Rates vary widely across the country, from as high as 50 percent in Samburu County to below 10 percent in Nyeri and Nyandarua. Although there has been some decline—such as 241,228 adolescent pregnancies recorded at first antenatal visits in 2024—the issue remains pervasive, particularly among older teens.

High adolescent pregnancies

Kenya is among the countries with the highest rates of adolescent pregnancy, with approximately 82 births per 1,000 girls aged 15–19. This means roughly one in every five girls in this age group is either pregnant or already a mother.

Key drivers of teenage pregnancy include limited knowledge of reproduction, cultural myths about family planning, financial vulnerability, and poor access to youth-friendly sexual and reproductive health (SRH) services.
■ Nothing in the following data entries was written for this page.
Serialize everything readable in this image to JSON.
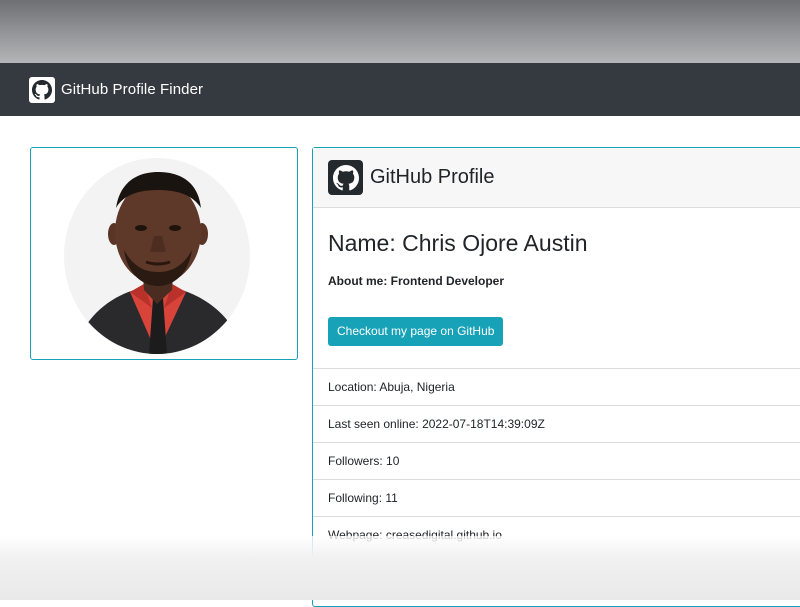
{
  "navbar": {
    "logo_icon": "github-icon",
    "title": "GitHub Profile Finder",
    "background": "#343a40"
  },
  "photo": {
    "icon": "profile-photo",
    "border_color": "#17a2b8"
  },
  "profile": {
    "header_icon": "github-icon",
    "header_title": "GitHub Profile",
    "name": "Name: Chris Ojore Austin",
    "about": "About me: Frontend Developer",
    "button_label": "Checkout my page on GitHub",
    "button_color": "#17a2b8",
    "details": [
      "Location: Abuja, Nigeria",
      "Last seen online: 2022-07-18T14:39:09Z",
      "Followers: 10",
      "Following: 11",
      "Webpage: creasedigital.github.io"
    ]
  }
}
Poverty and transactional relationships increase risk, while stigma and lack of confidentiality in services deter adolescents from seeking care.

The consequences are substantial: many teenage mothers drop out of school, face financial hardship, and experience strained family relationships. Supportive families, partners, and opportunities to re-enter school can mitigate these impacts.

Intervention studies suggest that multi-sectoral, gender-transformative programs combining school-based education, community engagement, and health services are most effective in reducing teenage pregnancy rates.